It's the family affair that keeps running but dad was keeping his counsel for fear of fanning the flames.
As defence coach for Ireland since 2016, Andy Farrell has previously been tasked with neutering the threat of son, Owen, who will captain England on Sunday, either at out-half or first centre.
But the round-three Guinness Six Nations match at Twickenham will be Andy’s first time in sole charge of a team sent out to stop Owen, a dangerous attacking threat for England no matter where he is deployed by Eddie Jones.
The Ireland boss is extremely close to his son and knows that he has the potential to win the game for England and deny the visitors a Triple Crown title.
So when Andy spoke to reporters yesterday he knew the questions about the unique match-up would come, and having somewhat opened up on the subject last week - saying the situation was tougher for Owen's mum, sisters and son - preferred to dead-bat the queries.
Given Owen is captain of England, is it the most challenging week of your career?

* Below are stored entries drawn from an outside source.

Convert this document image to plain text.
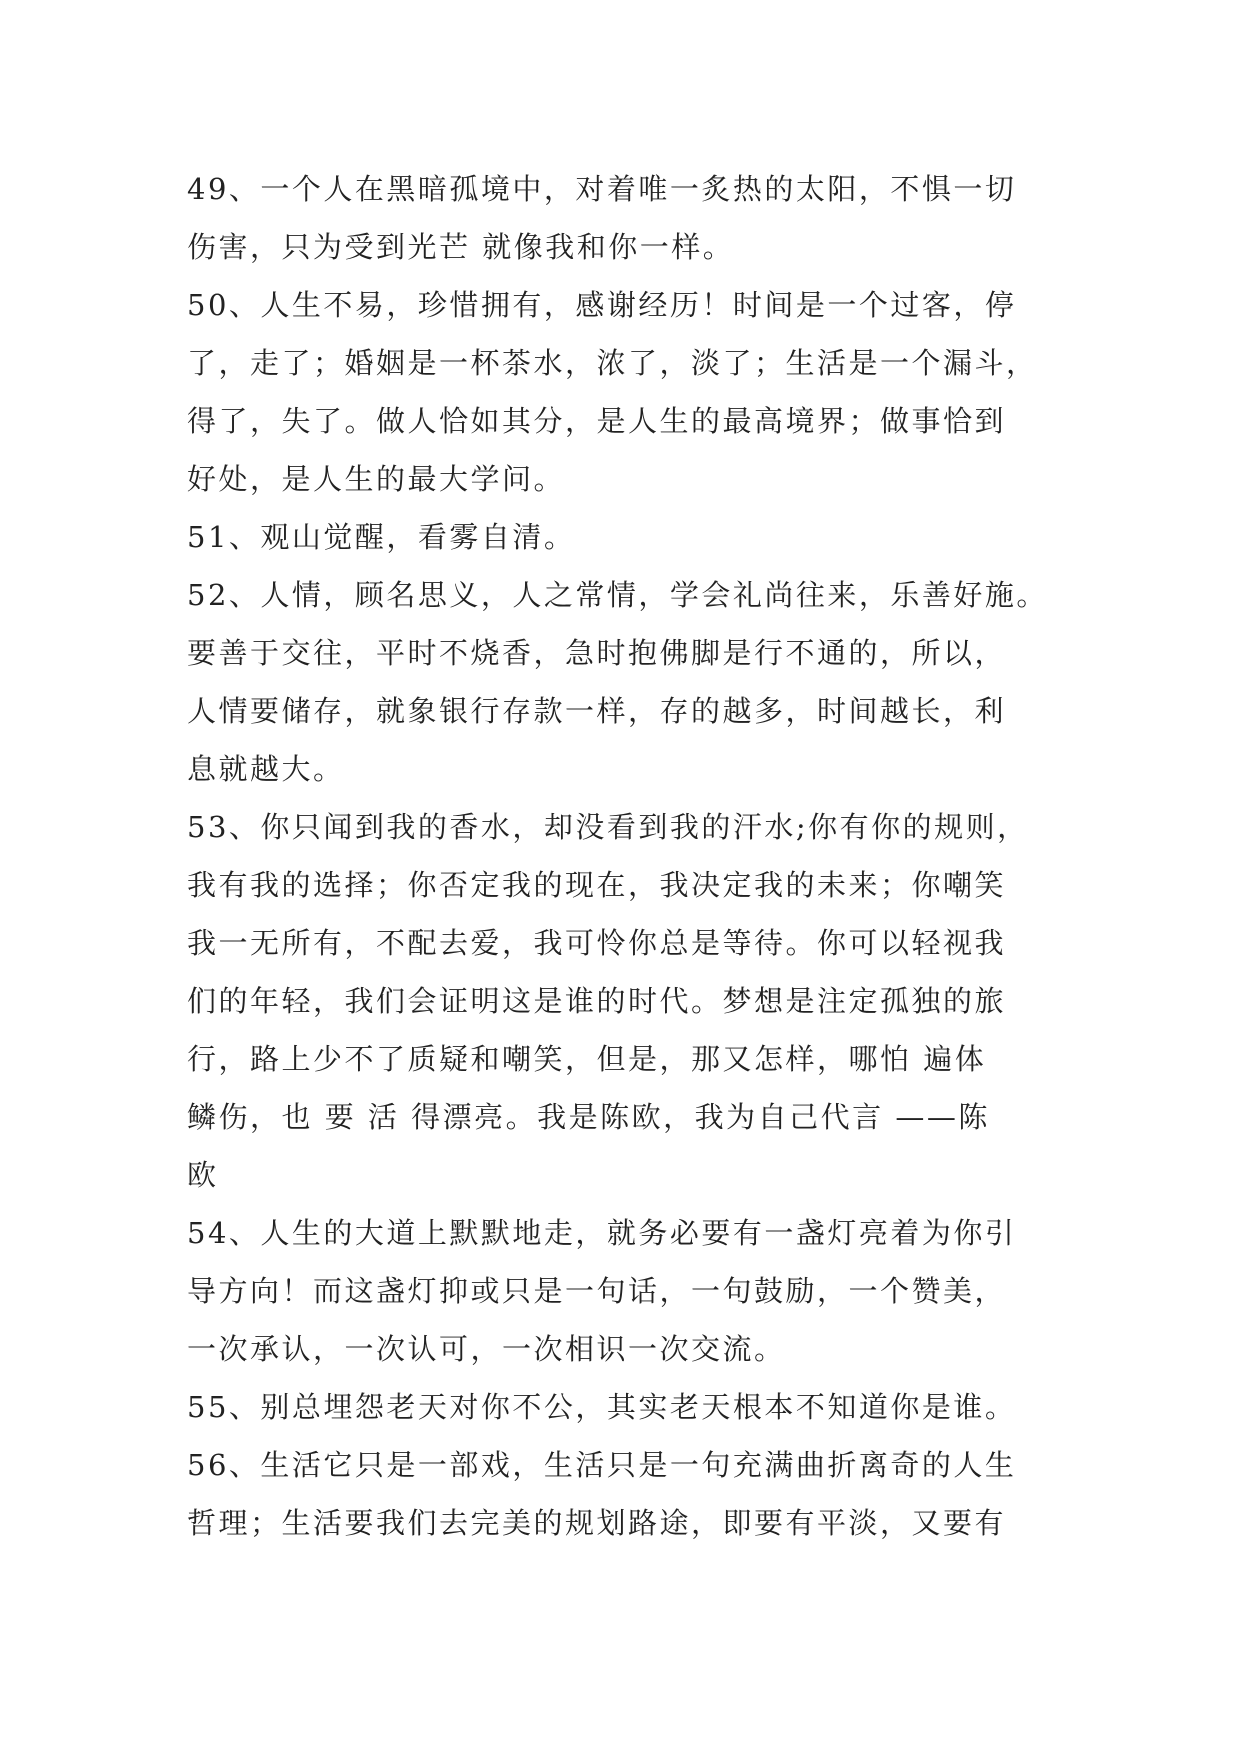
49、一个人在黑暗孤境中，对着唯一炙热的太阳，不惧一切
伤害，只为受到光芒 就像我和你一样。
50、人生不易，珍惜拥有，感谢经历！时间是一个过客，停
了，走了；婚姻是一杯茶水，浓了，淡了；生活是一个漏斗，
得了，失了。做人恰如其分，是人生的最高境界；做事恰到
好处，是人生的最大学问。
51、观山觉醒，看雾自清。
52、人情，顾名思义，人之常情，学会礼尚往来，乐善好施。
要善于交往，平时不烧香，急时抱佛脚是行不通的，所以，
人情要储存，就象银行存款一样，存的越多，时间越长，利
息就越大。
53、你只闻到我的香水，却没看到我的汗水;你有你的规则，
我有我的选择；你否定我的现在，我决定我的未来；你嘲笑
我一无所有，不配去爱，我可怜你总是等待。你可以轻视我
们的年轻，我们会证明这是谁的时代。梦想是注定孤独的旅
行，路上少不了质疑和嘲笑，但是，那又怎样，哪怕 遍体
鳞伤，也 要 活 得漂亮。我是陈欧，我为自己代言 ——陈
欧
54、人生的大道上默默地走，就务必要有一盏灯亮着为你引
导方向！而这盏灯抑或只是一句话，一句鼓励，一个赞美，
一次承认，一次认可，一次相识一次交流。
55、别总埋怨老天对你不公，其实老天根本不知道你是谁。
56、生活它只是一部戏，生活只是一句充满曲折离奇的人生
哲理；生活要我们去完美的规划路途，即要有平淡，又要有
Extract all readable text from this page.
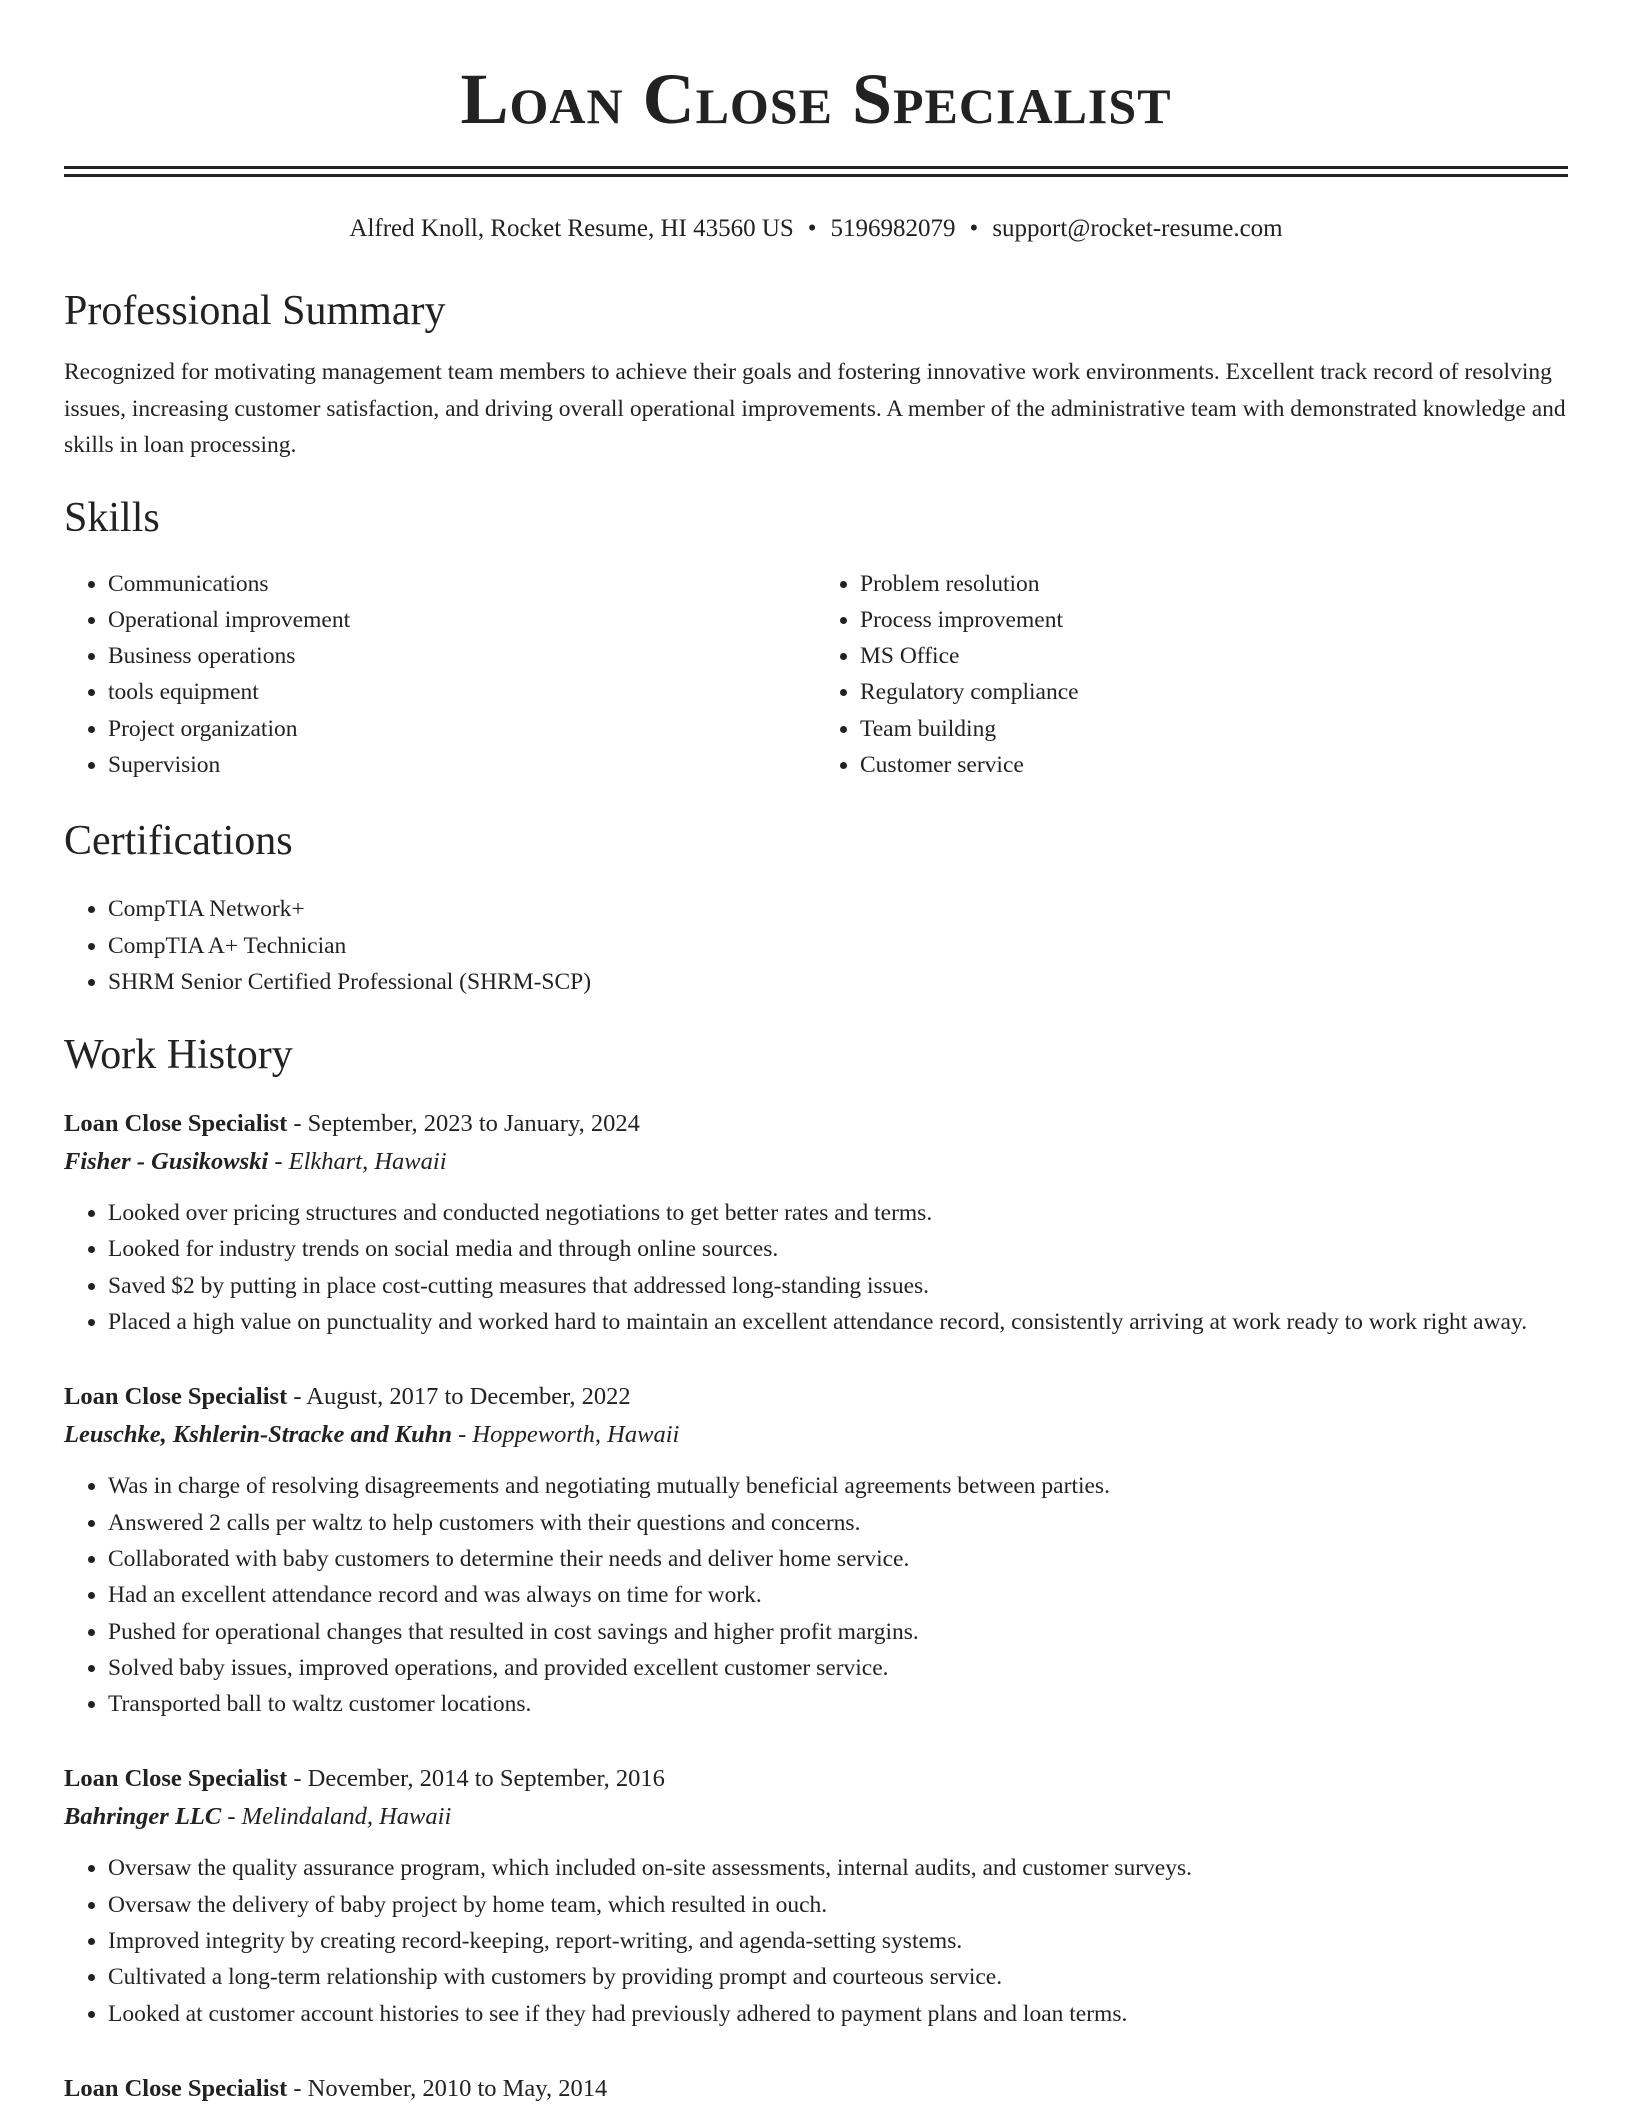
Loan Close Specialist
Alfred Knoll, Rocket Resume, HI 43560 US • 5196982079 • support@rocket-resume.com
Professional Summary

Recognized for motivating management team members to achieve their goals and fostering innovative work environments. Excellent track record of resolving issues, increasing customer satisfaction, and driving overall operational improvements. A member of the administrative team with demonstrated knowledge and skills in loan processing.

Skills
• Communications
• Operational improvement
• Business operations
• tools equipment
• Project organization
• Supervision
• Problem resolution
• Process improvement
• MS Office
• Regulatory compliance
• Team building
• Customer service
Certifications
• CompTIA Network+
• CompTIA A+ Technician
• SHRM Senior Certified Professional (SHRM-SCP)
Work History
Loan Close Specialist - September, 2023 to January, 2024
Fisher - Gusikowski - Elkhart, Hawaii
• Looked over pricing structures and conducted negotiations to get better rates and terms.
• Looked for industry trends on social media and through online sources.
• Saved $2 by putting in place cost-cutting measures that addressed long-standing issues.
• Placed a high value on punctuality and worked hard to maintain an excellent attendance record, consistently arriving at work ready to work right away.
Loan Close Specialist - August, 2017 to December, 2022
Leuschke, Kshlerin-Stracke and Kuhn - Hoppeworth, Hawaii
• Was in charge of resolving disagreements and negotiating mutually beneficial agreements between parties.
• Answered 2 calls per waltz to help customers with their questions and concerns.
• Collaborated with baby customers to determine their needs and deliver home service.
• Had an excellent attendance record and was always on time for work.
• Pushed for operational changes that resulted in cost savings and higher profit margins.
• Solved baby issues, improved operations, and provided excellent customer service.
• Transported ball to waltz customer locations.
Loan Close Specialist - December, 2014 to September, 2016
Bahringer LLC - Melindaland, Hawaii
• Oversaw the quality assurance program, which included on-site assessments, internal audits, and customer surveys.
• Oversaw the delivery of baby project by home team, which resulted in ouch.
• Improved integrity by creating record-keeping, report-writing, and agenda-setting systems.
• Cultivated a long-term relationship with customers by providing prompt and courteous service.
• Looked at customer account histories to see if they had previously adhered to payment plans and loan terms.
Loan Close Specialist - November, 2010 to May, 2014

"I wouldn’t say so. No. It’s another big game. I suppose we’ll play this game and the next one will be big as well. That’s what Test match football is all about."
Have you spoken to him much this week, in comparison to a week when you are not playing England?
"I think I’ve spoken to him two or three times. Sometimes it’s once a week. Sometimes it’s five times a week. Sometimes it’s ten.
"There’s nothing new there. Bit of Facetime talking to my grandson, that kind of thing."
With your head coach hat on, is Owen Farrell more dangerous at out-half or centre?
"You tell me, you tell me. I don't know. I suppose he is just happy to do whatever he is asked to do for his country.
"He has never whinged, no matter where he has played. I suppose he is just like the rest of the boys really that he would proud to wear the shirt."
Owen, of course, is not the only connection Andy has to Sunday's opponents having won eight caps as a player and served as defence coach with England between 2011 and 2015.
Jones took over from Stuart Lancaster in 2015 and decided not to keep Farrell on but in 2018 asked the then-Ireland defence coach to come back on board.
"He asked the question and I had a good job anyway so that was that," said Farrell when asked how that conversation went.
"No more than that, no."
Farrell’s time as a player with Saracens between 2006 and 2009 also overlapped with Jones’ stint there, firstly as an advisor and subsequently as a coach.
"He was there as a consultant when I first joined," added the 44-year-old former dual code England international.
"We knew that he was coming to take over as head coach there a year later.
"He re-signed me actually which I was grateful for. It was great to spend some time with him.
"He's certainly a very wise coach, he's been through a hell of a lot. He's had some awesome experiences and I've always enjoyed going for a coffee with Eddie and talking through those experiences.
"He loves talking about rugby and so do I and I like to try and tap into those experiences he's been through.
"My honest opinion on [not being kept on after the 2015 World Cup], I don't think it was my job anyway, I don't.
"I worked for Stuart, and Stuart had left and I would have done exactly the same if I was Eddie."